As transformações intensificaram-se ao longo das décadas seguintes. A introdução de concursos públicos, realizados em 1976, 1982 e, posteriormente, em 2012, marcou a transição definitiva de um sistema baseado em nomeações e sucessões familiares para um modelo pautado no mérito técnico e na formação acadêmica.
Em 1999, outra mudança estrutural alterou profundamente o funcionamento dos cartórios: os processos criminais, trabalhistas e eleitorais foram retirados de sua esfera de atuação e transferidos para secretarias judiciais próprias, esvaziando parte significativa das atribuições que antes concentravam. O cartório, antes um núcleo multifuncional da vida cívica, passou a assumir contornos mais especializados e juridicamente regulados.
Nesse contexto de transição, destacou-se a atuação de Cleide, esposa de Tarcísio, funcionária reconhecida por sua competência técnica e pela excelência no Registro Civil. Nomeada substituta, tornou-se referência durante as correições realizadas pelo Tribunal de Justiça.
Com a reestruturação do sistema judiciário no final da década de 1990, Cleide recebeu a oportunidade de responder interinamente pelo cartório, com a condição de submeter-se a concurso público quando este fosse realizado. Contudo, o certame de 2012 trouxe novas exigências legais, impondo a obrigatoriedade do bacharelado em Direito e dois anos de prática forense.

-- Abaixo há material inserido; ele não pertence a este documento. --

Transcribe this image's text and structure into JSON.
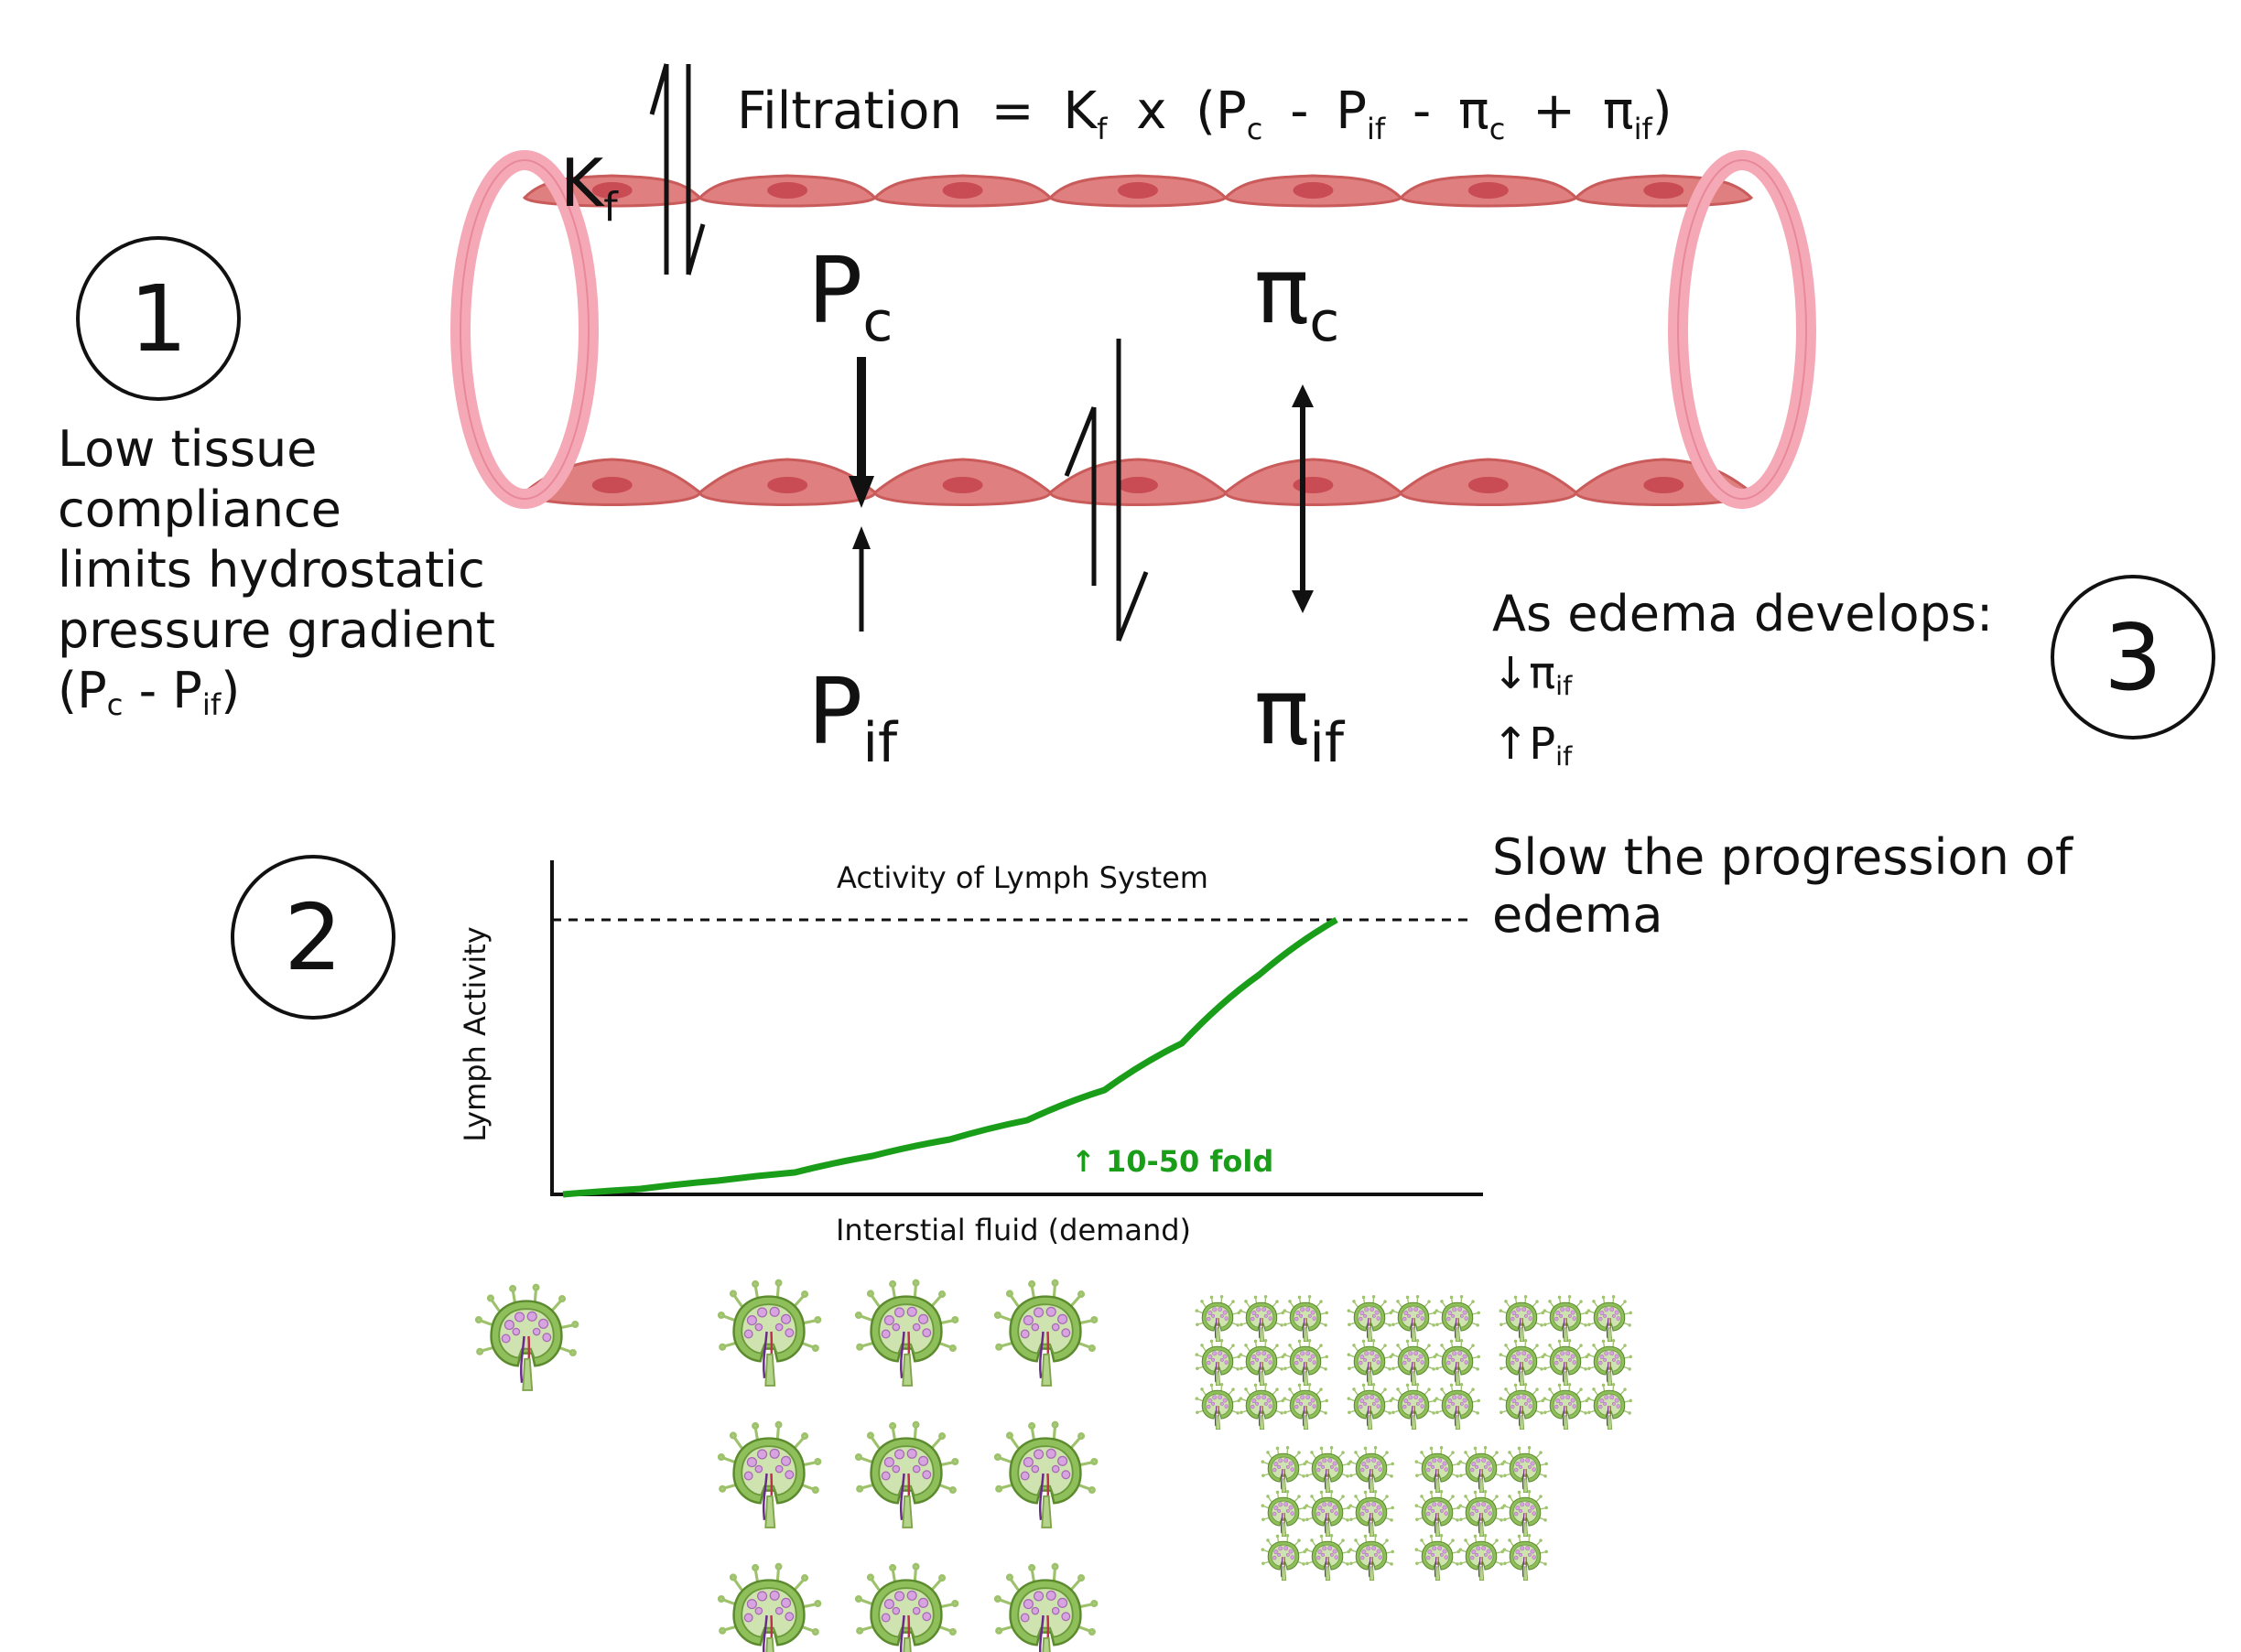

Apesar de sua vasta experiência e reconhecimento institucional, Cleide não pôde atender aos requisitos formais e, assim, a família Dantas encerrou sua longa titularidade à frente do cartório de Currais Novos.
Paralelamente à intensa vida profissional, a trajetória de Tarcísio também se construiu no plano pessoal. Em 1972, durante uma festa de debutantes na cidade de Acari, ao som da banda natalense Os Tropicalistas, conheceu Cleide, então uma jovem de olhos verdes e postura reservada.
O encontro, marcado pela informalidade de uma dança improvisada, deu início a um relacionamento duradouro que resultaria em casamento e na formação de uma família que lhe serviria de base afetiva ao longo de toda a carreira. Seu irmão, Luiz Alberto Dantas Júnior, conhecido como Doutor Luizinho, também iniciou a vida profissional no cartório, mas seguiu vocação distinta, formando-se em Direito e construindo carreira na magistratura, com atuação na Vara da Fazenda Pública e na Corregedoria da Justiça.
A trajetória de Tarcísio Alberto Dantas, assim como a de seu pai, transcende a dimensão individual e familiar. Ela constitui um testemunho privilegiado da evolução dos serviços cartorários e da própria organização institucional brasileira.
Do tempo do bico de pena, da tinta e da datilografia manual à era das exigências acadêmicas e da normatização rigorosa, sua vida profissional acompanhou e refletiu as transformações do Estado e da sociedade.
O cartório da família Dantas foi, por décadas, guardião da fé pública em Currais Novos, registrando nascimentos, casamentos, negócios e despedidas que compõem a memória coletiva da cidade. Seu legado permanece não mais na sucessão direta, mas na história, na confiança construída e na contribuição duradoura para a vida civil da comunidade.